Не радикальность, не дерзость, не новизна привлекали Евгению Устиновну в операциях, а наоборот – как можно большая незаметность, даже нежность, как можно большая внутренняя разумность – и только. И счастливыми считала она те свои предоперационные ночи, когда в полусонный мозг её вдруг подавался, как на лифте, откуда-то неожиданный новый план операции, не тот, который она записала на карточке, а мягче. С проясневшей головой она вскакивала, записывала – а утром рисковала в последний час сменить. И часто это бывали лучшие её операции.
И если бы завтра лучевая, химическая, травная терапия или какая-нибудь световая, цветовая, телепатическая смогли бы спасать её больных помимо ножа и хирургии грозило бы исчезнуть из практики человечества, – Евгения Устиновна не защищала б её ни дня.
Потому что самые-то, самые-то лучшие операции были те, от которых она вообще сумела отказаться! самые-то благодеянные для больного – те, которые она догадалась и сумела заменить, обойти, отсрочить. И в этом был прав Ерошка! И этот поиск в себе она больше всего хотела бы не потерять.

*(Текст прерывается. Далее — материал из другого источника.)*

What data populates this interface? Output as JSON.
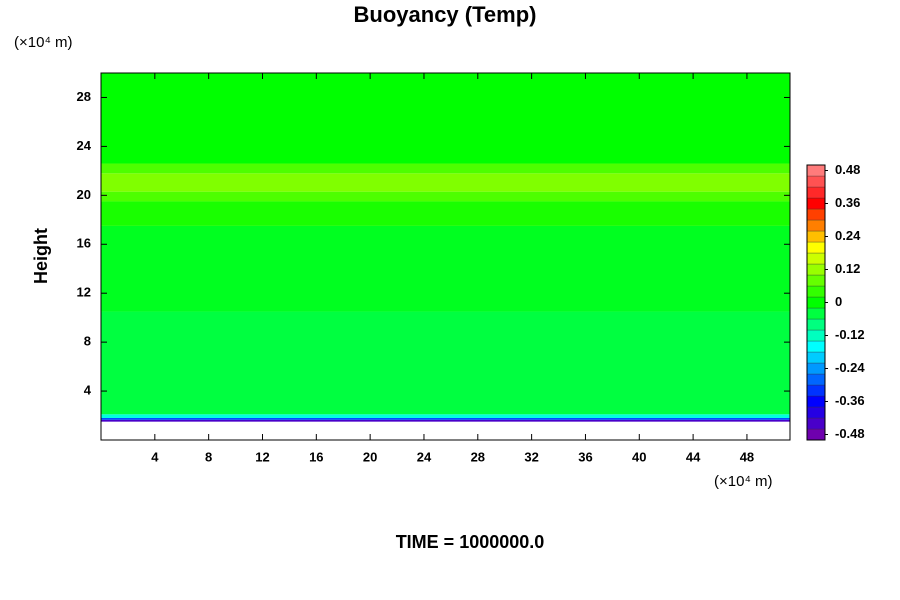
{
  "chart_data": {
    "type": "heatmap",
    "title": "Buoyancy (Temp)",
    "y_unit_label": "(×10⁴ m)",
    "x_unit_label": "(×10⁴ m)",
    "ylabel": "Height",
    "footer": "TIME = 1000000.0",
    "xlim": [
      0,
      51.2
    ],
    "xticks": [
      4,
      8,
      12,
      16,
      20,
      24,
      28,
      32,
      36,
      40,
      44,
      48
    ],
    "ylim": [
      0,
      30
    ],
    "yticks": [
      4,
      8,
      12,
      16,
      20,
      24,
      28
    ],
    "y_edges": [
      1.5,
      1.65,
      1.8,
      2.1,
      10.5,
      17.5,
      19.5,
      20.3,
      21.8,
      22.6,
      30
    ],
    "values": [
      -0.44,
      -0.3,
      -0.14,
      -0.04,
      -0.02,
      0.02,
      0.06,
      0.1,
      0.06,
      0
    ],
    "clim": [
      -0.5,
      0.5
    ],
    "cticks": [
      -0.48,
      -0.36,
      -0.24,
      -0.12,
      0,
      0.12,
      0.24,
      0.36,
      0.48
    ],
    "colorscale": [
      [
        -0.5,
        "#8000a0"
      ],
      [
        -0.36,
        "#0000ff"
      ],
      [
        -0.16,
        "#00ffff"
      ],
      [
        0,
        "#00ff00"
      ],
      [
        0.2,
        "#ffff00"
      ],
      [
        0.36,
        "#ff0000"
      ],
      [
        0.5,
        "#ff9090"
      ]
    ]
  }
}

Но теряла… За тридцать пять лет работы с ножом она привыкла к страданиям. И грубела. И уставала. Уже не вспыхивало этих ночей со сменой планов. Всё меньше виделась особенность каждой операции, всё больше – их конвейерная однообразность.

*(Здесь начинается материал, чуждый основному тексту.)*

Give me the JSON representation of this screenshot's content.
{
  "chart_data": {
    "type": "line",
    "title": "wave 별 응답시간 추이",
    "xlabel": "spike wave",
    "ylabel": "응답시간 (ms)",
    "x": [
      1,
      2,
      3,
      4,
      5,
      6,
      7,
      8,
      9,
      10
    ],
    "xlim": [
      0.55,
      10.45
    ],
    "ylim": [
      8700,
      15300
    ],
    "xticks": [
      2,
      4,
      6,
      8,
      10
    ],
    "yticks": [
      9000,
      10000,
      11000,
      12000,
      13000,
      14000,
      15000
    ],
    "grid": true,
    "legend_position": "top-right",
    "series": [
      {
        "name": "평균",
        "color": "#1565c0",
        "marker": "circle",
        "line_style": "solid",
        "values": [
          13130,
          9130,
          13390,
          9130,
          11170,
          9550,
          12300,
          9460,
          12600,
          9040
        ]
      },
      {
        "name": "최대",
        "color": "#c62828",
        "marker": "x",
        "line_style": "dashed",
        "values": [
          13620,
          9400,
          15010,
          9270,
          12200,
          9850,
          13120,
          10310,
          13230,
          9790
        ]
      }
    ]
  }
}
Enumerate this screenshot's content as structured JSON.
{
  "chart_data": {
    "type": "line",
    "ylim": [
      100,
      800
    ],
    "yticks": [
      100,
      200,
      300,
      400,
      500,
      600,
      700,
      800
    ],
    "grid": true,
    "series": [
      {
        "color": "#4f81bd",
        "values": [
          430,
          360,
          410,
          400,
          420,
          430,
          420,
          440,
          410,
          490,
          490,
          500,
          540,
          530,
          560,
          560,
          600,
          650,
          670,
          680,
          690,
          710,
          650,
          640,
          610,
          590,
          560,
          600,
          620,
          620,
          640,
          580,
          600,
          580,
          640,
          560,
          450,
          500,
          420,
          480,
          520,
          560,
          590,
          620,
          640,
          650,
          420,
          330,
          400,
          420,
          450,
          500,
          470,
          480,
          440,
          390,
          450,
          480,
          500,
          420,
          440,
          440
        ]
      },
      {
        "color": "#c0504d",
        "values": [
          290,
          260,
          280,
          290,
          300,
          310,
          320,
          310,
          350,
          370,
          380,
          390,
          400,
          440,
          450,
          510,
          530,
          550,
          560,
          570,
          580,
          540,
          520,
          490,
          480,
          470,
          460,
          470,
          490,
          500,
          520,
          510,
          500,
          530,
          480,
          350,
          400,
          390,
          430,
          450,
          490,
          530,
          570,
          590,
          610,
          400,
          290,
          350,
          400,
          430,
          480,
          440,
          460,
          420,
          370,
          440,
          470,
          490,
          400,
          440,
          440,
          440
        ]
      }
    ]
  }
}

Одна из утомительных необходимостей человечества – та, что люди не могут освежить себя в середине жизни, круто сменив род занятий.
На обход они приходили обычно втроём-вчетвером: Лев Леонидович, она и ординаторы. Но несколько дней назад Лев Леонидович уехал в Москву на семинар по операциям грудной клетки. Она же в эту субботу вошла в мужскую верхнюю палату почему-то совсем одна – без лечащего и даже без сестры.
Даже не вошла, а тихо стала в дверном проёме и прикачнулась к косяку. Это было движение девичье. Совсем молодая девушка может так прислониться, зная, что это мило выглядит, что это лучше, чем стоять с ровной спиной, ровными плечами, прямой головой.
Она стала так и задумчиво наблюдала за дёминой игрой. Дёма, вытянув по кровати больную ногу, а здоровую калачиком подвернув, – на неё, как на столик, положил книгу, а над книгой строил что-то из четырёх длинных карандашей, держа их обеими руками. Он рассматривал эту фигуру и долго б так, но его окликнули. Он поднял голову и свёл растопыренные карандаши.